7 things expats in Switzerland need to know about in September 2022
From new payment methods to COVID boosters and referendums, there is plenty going on in Switzerland at the end of summer. Here are the seven things expats and internationals need to know about in September, 2022.
1. Switzerland to vote in national referendums
On September 25, and for the third time this year, Swiss citizens are set to go to the polls and vote in the latest round of referendums. Three national issues (and four votes) are on the ballot this round, alongside hundreds of votes relating to ideas and issues in Swiss cantons, cities and councils (Gemeindes).
The first two votes relate to pensions in Switzerland, specifically how the country is going to pay for state-run pension schemes in the future as more people retire and fewer people work. Alongside a VAT increase, the most contentious part of the vote is a plan to raise the retirement age of women to equal that of men.
The next vote is on the so-called withholding tax - a business tax in Switzerland where investors are temporality charged a 30 percent tax on profits from investments and other bonds, before they are given the money back when the profit is declared on their tax return. Supporters argue that the temporary tax makes the Swiss economy uncompetitive and therefore want to make Swiss domestic bonds exempt from the charge.
Finally, the “Factory Farming Initiative” hopes to enshrine the dignity of farm animals in the Swiss constitution. It also hopes to ban factory farming in Switzerland.
In recent weeks, according to 20 minuten, opinion polls have narrowed, so the jury remains out on many of the issues at play. For more information about the national referendums, check out our expat guide.
2. Swiss government to implement emergency gas plan
Elsewhere, the government is expected to put its gas reduction plan into action. Announced on August 31, the Federal Council’s goal is to reduce gas consumption by 15 percent this winter, to avoid shortages and blackouts.
The plan - called the Energy is scarce. Let’s not waste it campaign - will involve voluntary measures in the beginning, such as not heating houses as much, and taking shorter and cooler showers. However, if gas remains scarce, the government has confirmed that strict quotas for businesses and blanket bans would be considered.

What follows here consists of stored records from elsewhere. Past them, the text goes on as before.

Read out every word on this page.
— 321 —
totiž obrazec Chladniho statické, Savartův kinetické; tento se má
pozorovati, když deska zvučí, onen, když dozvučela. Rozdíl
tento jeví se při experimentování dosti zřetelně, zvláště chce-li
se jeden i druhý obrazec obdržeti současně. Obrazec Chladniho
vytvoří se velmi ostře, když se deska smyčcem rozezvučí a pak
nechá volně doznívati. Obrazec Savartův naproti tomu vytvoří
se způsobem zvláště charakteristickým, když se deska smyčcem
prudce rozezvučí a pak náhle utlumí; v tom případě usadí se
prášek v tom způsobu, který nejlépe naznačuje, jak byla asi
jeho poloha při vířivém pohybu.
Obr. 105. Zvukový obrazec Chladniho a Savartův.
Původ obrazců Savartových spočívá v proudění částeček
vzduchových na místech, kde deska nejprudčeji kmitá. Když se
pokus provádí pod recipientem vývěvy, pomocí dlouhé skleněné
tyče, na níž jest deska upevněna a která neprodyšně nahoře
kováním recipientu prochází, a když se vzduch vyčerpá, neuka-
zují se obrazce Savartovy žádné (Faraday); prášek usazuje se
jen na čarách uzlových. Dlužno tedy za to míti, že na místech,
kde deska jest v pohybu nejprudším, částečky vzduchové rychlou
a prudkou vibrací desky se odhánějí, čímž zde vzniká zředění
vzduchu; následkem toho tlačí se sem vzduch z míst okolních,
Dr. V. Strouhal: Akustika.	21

3. Swiss red and orange payment slips to be replaced by QR-code bills
From September 30, 2022, people in Switzerland will no longer be able to use traditional orange and red payment slips to pay bills to health insurance providers, banks and other institutions. Instead, after an agreement was reached between companies and banks, people will have to use QR-code style bills in all invoiced banking transactions.
Not sure what QR-code bills are, or are unsure of how to use them? Check out the guide to QR-code bills.
4. Second COVID booster set to be approved for wider public
Alongside government plans to reduce gas consumption, the Federal Office of Public Health (FOPH) is expected to announce its COVID strategy in September. According to The Local, with cases predicted to rise significantly as temperatures drop, the FOPH is expected to recommend a second COVID booster to the general public.
Unlike current rules, where most people have to pay for the second booster, the new campaign, expected to begin in October, will be rolled out to the wider population for free. The second booster is also likely to be an updated version of the vaccines, which will be better adapted to the current variants of COVID.
5. September to bring two major Swiss holidays
On a lighter note, September time will see the return of many popular holidays in Switzerland. In Zurich, for example, Knabenschiessen (meaning shooting boys) will return on September 12. Despite the off-putting name, the event is actually the world’s largest youth rifle competition, dating back to the 17th century.
The most celebrated holiday nationwide, however, will be Swiss Federal Fast (Eidgenössischer Dank-, Buss- und Bettag, Jeûne fédéral, Digiuno federale). Also known as Federal Day of Thanksgiving, Repentance and Prayer, the event is similar to thanksgiving in the US and Canada in that it involves a giant feast where all faiths and religions are invited.
5. Students at universities in Switzerland to return
Students across Switzerland are set to return to higher education for another academic year. Swiss universities, technical colleges and Universities of Applied Sciences and Arts will begin a new semester on and around September 19. If you have just finished primary and secondary education, and have gotten into one of these famed Swiss institutions, all the best of luck!
6. End of summer and start of autumn in Switzerland
Finally, after near-constant heatwaves and water shortages in Swiss rivers and lakes, the people and wildlife of the alpine nation may be happy to know that September 22 will mark the official end of summer and the start of autumn in the northern hemisphere.
While this likely means the end of swimming in Swiss lakes, many residents may appreciate the cooler temperatures, which are perfect for a hike up a mountain or a day trip to a Swiss historical site. Also, plant life should welcome the start of autumn, as the season is more likely to gift them some much-needed rain.